The Slatest

Nation’s Top Prescriber of “Riskiest Antipsychotic Drug” Was Taking Kickbacks to Recommend It

Teva Pharmaceuticals paid $27.6 million to settle federal and state allegations that it had bribed Reinstein, but did not admit wrongdoing.

Screen shot/Teva

A Chicago doctor who prescribed more of a powerful antipsychotic drug to Illinois Medicaid patients in one year than was prescribed to all Medicaid patients in Florida, North Carolina, and Texas combined will plead guilty to taking kickbacks from the maker of the drug, the Chicago Tribune reports.

Dr. Michael Reinstein had been known for several years for recommending massive amounts of the drug clozapine; a 2009 investigation by ProPublica and the Tribune had revealed the fact above about his prescription rate. From ProPublica:

Clozapine, also known as Clozaril and FazaClo, is approved to treat schizophrenia patients who don’t respond to other medications. But it can have dangerous side effects, including seizures, inflammation of the heart muscle, and a drop in white blood cells. The drug is considered particularly risky for elderly patients.

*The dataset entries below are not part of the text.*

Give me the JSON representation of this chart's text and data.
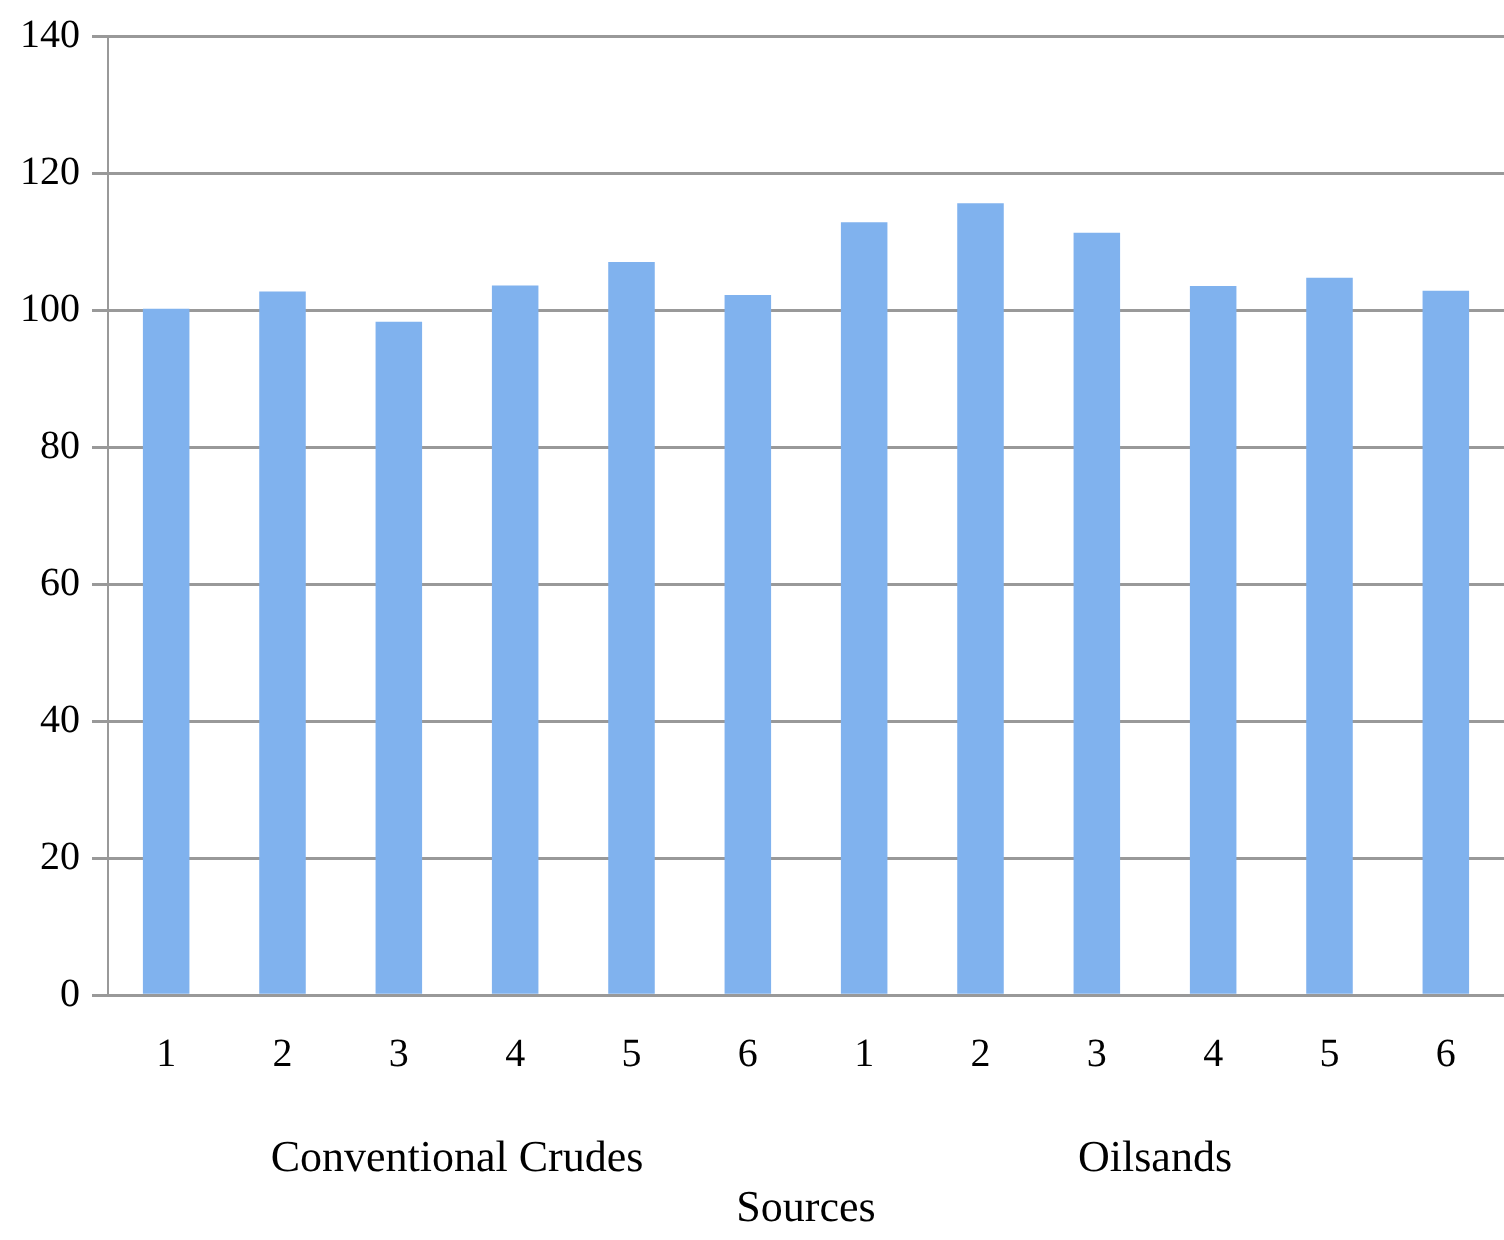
{
  "chart_data": {
    "type": "bar",
    "xlabel": "Sources",
    "categories": [
      "1",
      "2",
      "3",
      "4",
      "5",
      "6",
      "1",
      "2",
      "3",
      "4",
      "5",
      "6"
    ],
    "values": [
      100.2,
      102.7,
      98.3,
      103.6,
      107,
      102.2,
      112.8,
      115.6,
      111.3,
      103.5,
      104.7,
      102.8
    ],
    "color": "#80b2ee",
    "ylim": [
      0,
      140
    ],
    "yticks": [
      0,
      20,
      40,
      60,
      80,
      100,
      120,
      140
    ],
    "grid": "y",
    "legend": false,
    "annotations": [
      "Conventional Crudes",
      "Oilsands"
    ]
  }
}
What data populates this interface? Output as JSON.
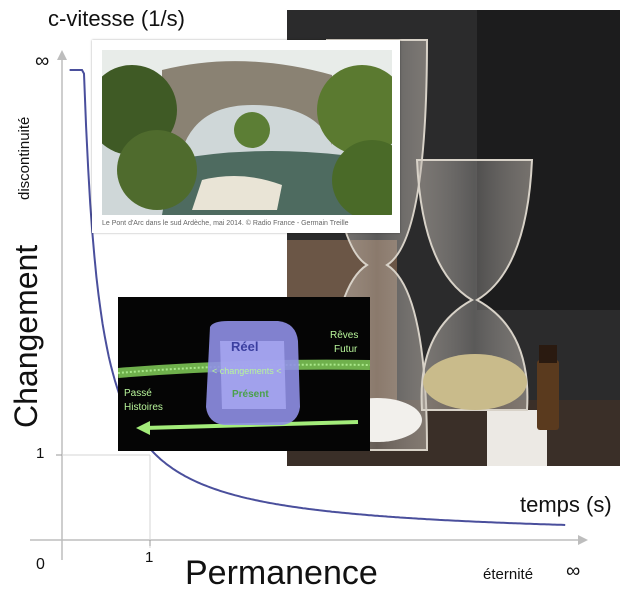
{
  "axes": {
    "y_title": "c-vitesse (1/s)",
    "x_title": "temps (s)",
    "y_side_label": "Changement",
    "x_side_label": "Permanence",
    "y_infinity_label": "discontinuité",
    "x_infinity_label": "éternité",
    "infinity_symbol": "∞",
    "origin_label": "0",
    "y_tick_label": "1",
    "x_tick_label": "1"
  },
  "curve": {
    "type": "reciprocal",
    "color": "#4a4f9c",
    "axis_color": "#b8b8b8"
  },
  "bridge_photo": {
    "caption": "Le Pont d'Arc dans le sud Ardèche, mai 2014. © Radio France - Germain Treille"
  },
  "diagram": {
    "reel": "Réel",
    "changements": "< changements <",
    "present": "Présent",
    "reves": "Rêves",
    "futur": "Futur",
    "passe": "Passé",
    "histoires": "Histoires",
    "colors": {
      "background": "#050505",
      "cube": "#8f8fe6",
      "green": "#9ce870"
    }
  }
}
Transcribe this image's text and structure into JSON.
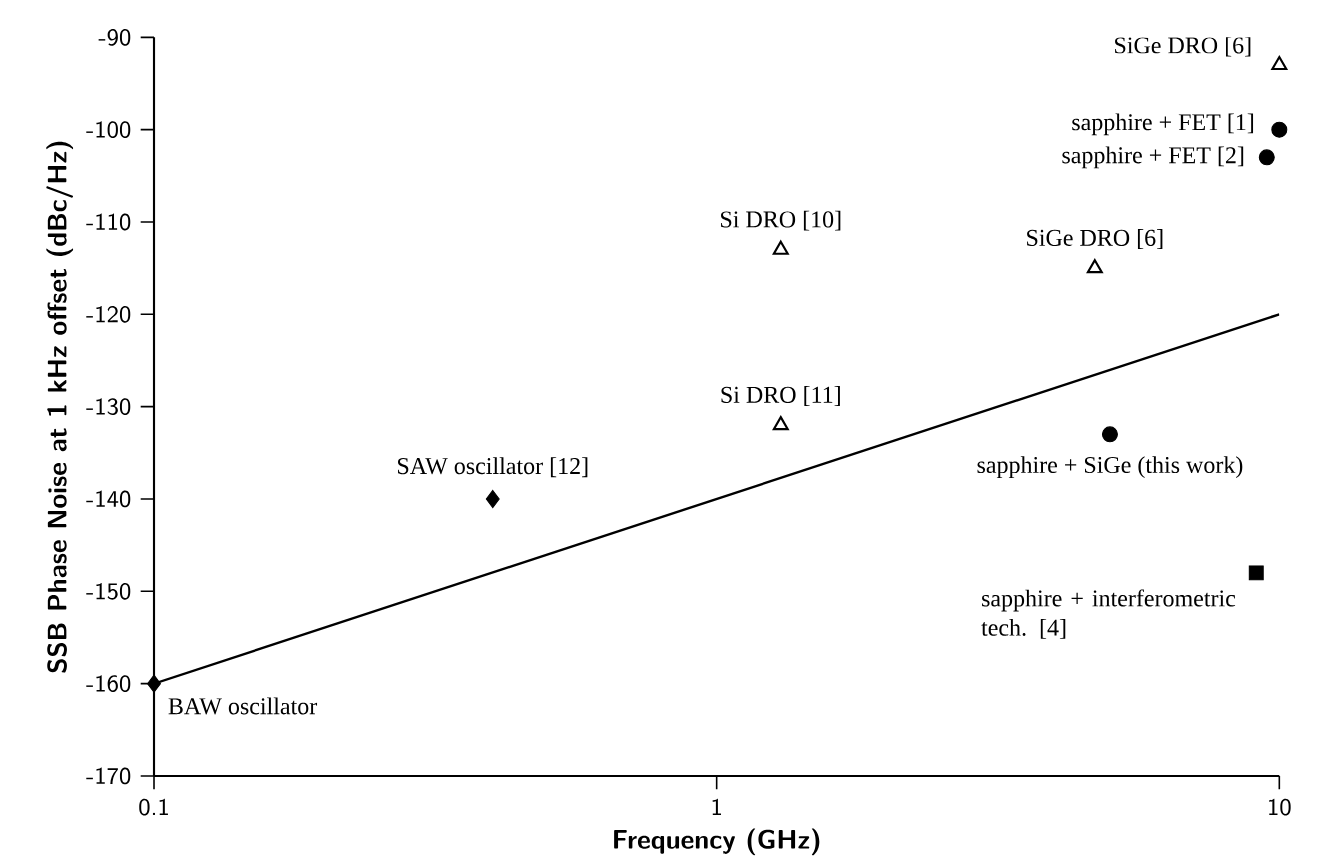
{
  "chart_data": {
    "type": "scatter",
    "xlabel": "Frequency (GHz)",
    "ylabel": "SSB Phase Noise at 1 kHz offset (dBc/Hz)",
    "log": "x",
    "xlim": [
      0.1,
      10
    ],
    "xticks": [
      0.1,
      1,
      10
    ],
    "ylim": [
      -170,
      -90
    ],
    "yticks": [
      -170,
      -160,
      -150,
      -140,
      -130,
      -120,
      -110,
      -100,
      -90
    ],
    "grid": false,
    "series": [
      {
        "color": "#000000",
        "marker": "diamond",
        "x": [
          0.1,
          0.4
        ],
        "values": [
          -160,
          -140
        ]
      },
      {
        "color": "#000000",
        "marker": "triangle",
        "x": [
          10,
          1.3,
          4.7,
          1.3
        ],
        "values": [
          -93,
          -113,
          -115,
          -132
        ]
      },
      {
        "color": "#000000",
        "marker": "circle",
        "x": [
          10,
          9.5,
          5.0
        ],
        "values": [
          -100,
          -103,
          -133
        ]
      },
      {
        "color": "#000000",
        "marker": "square",
        "x": [
          9.1
        ],
        "values": [
          -148
        ]
      },
      {
        "type": "line",
        "color": "#000000",
        "marker": "none",
        "line_style": "solid",
        "x": [
          0.1,
          10
        ],
        "values": [
          -160,
          -120
        ]
      }
    ],
    "annotations": [
      {
        "text": "SiGe DRO [6]",
        "x": 10,
        "y": -93
      },
      {
        "text": "sapphire + FET [1]",
        "x": 10,
        "y": -100
      },
      {
        "text": "sapphire + FET [2]",
        "x": 9.5,
        "y": -103
      },
      {
        "text": "Si DRO [10]",
        "x": 1.3,
        "y": -113
      },
      {
        "text": "SiGe DRO [6]",
        "x": 4.7,
        "y": -115
      },
      {
        "text": "Si DRO [11]",
        "x": 1.3,
        "y": -132
      },
      {
        "text": "sapphire + SiGe (this work)",
        "x": 5.0,
        "y": -133
      },
      {
        "text": "SAW oscillator [12]",
        "x": 0.4,
        "y": -140
      },
      {
        "text": "BAW oscillator",
        "x": 0.1,
        "y": -160
      },
      {
        "text": "sapphire + interferometric tech. [4]",
        "x": 9.1,
        "y": -148
      }
    ]
  }
}
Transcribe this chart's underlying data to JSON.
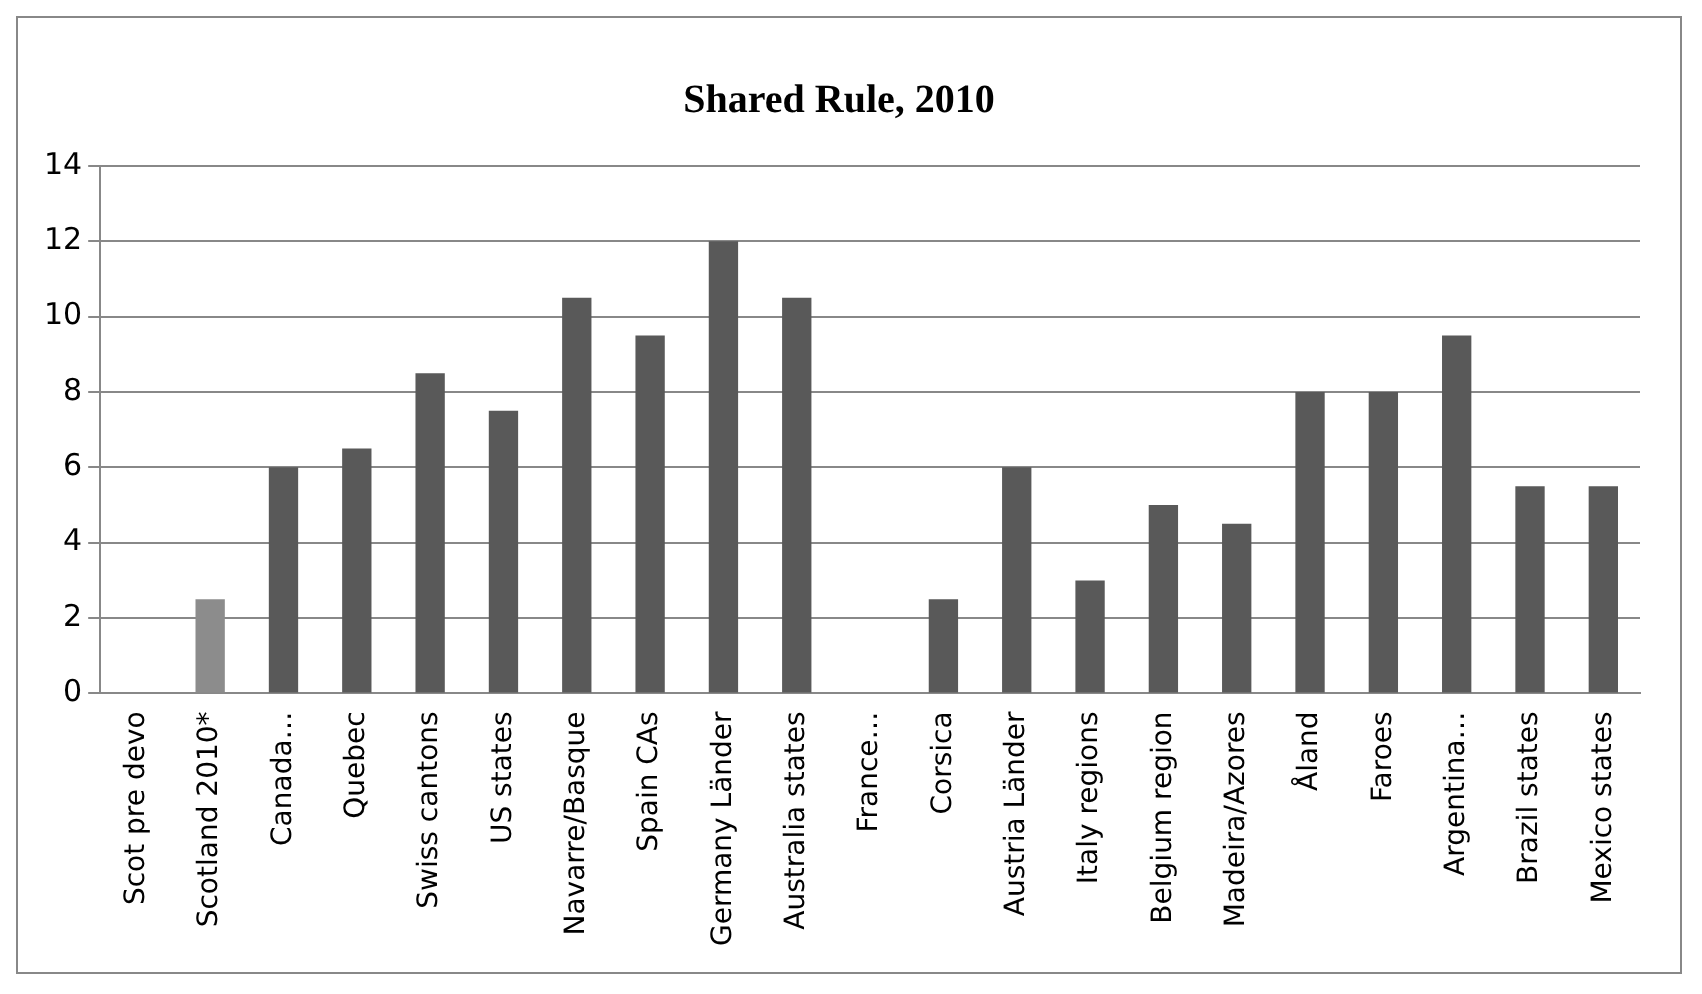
{
  "chart_data": {
    "type": "bar",
    "title": "Shared Rule, 2010",
    "categories": [
      "Scot pre devo",
      "Scotland 2010*",
      "Canada…",
      "Quebec",
      "Swiss cantons",
      "US states",
      "Navarre/Basque",
      "Spain CAs",
      "Germany Länder",
      "Australia states",
      "France…",
      "Corsica",
      "Austria Länder",
      "Italy regions",
      "Belgium region",
      "Madeira/Azores",
      "Åland",
      "Faroes",
      "Argentina…",
      "Brazil states",
      "Mexico states"
    ],
    "values": [
      0,
      2.5,
      6,
      6.5,
      8.5,
      7.5,
      10.5,
      9.5,
      12,
      10.5,
      0,
      2.5,
      6,
      3,
      5,
      4.5,
      8,
      8,
      9.5,
      5.5,
      5.5
    ],
    "colors": [
      "#595959",
      "#8c8c8c",
      "#595959",
      "#595959",
      "#595959",
      "#595959",
      "#595959",
      "#595959",
      "#595959",
      "#595959",
      "#595959",
      "#595959",
      "#595959",
      "#595959",
      "#595959",
      "#595959",
      "#595959",
      "#595959",
      "#595959",
      "#595959",
      "#595959"
    ],
    "ylim": [
      0,
      14
    ],
    "yticks": [
      0,
      2,
      4,
      6,
      8,
      10,
      12,
      14
    ],
    "grid": "y",
    "legend": false
  }
}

The U.S. government filed a civil suit against Reinstein in 2012 that charged him with taking kickbacks—and for submitting more than 140,000 fraudulent claims for payment to Medicare and Medicaid. He had a long history of dubious claims on that front, the Tribune writes:

A 1993 Tribune series highlighting problems in the Medicaid system showed that in 1991 alone Reinstein had billed for 15,480 patient encounters, mostly in Chicago-area nursing homes. He claimed in bills submitted to the system that he had cared for more than 70 patients a day on 44 different days, the newspaper found. The number of patients visits topped more than 100 a day on 12 days, his bills claimed.

The civil case against Reinstein, whose Illinois medical license was suspended in 2014, has not yet been resolved. He is expected to plead guilty on Feb. 13 to one felony count for a $2,000 kickback, though authorities believe he took far more than that sum overall. Teva Pharmaceuticals, the manufacturer of generic clozapine, paid $27.6 million to settle allegations it had bribed Reinstein but did not admit wrongdoing.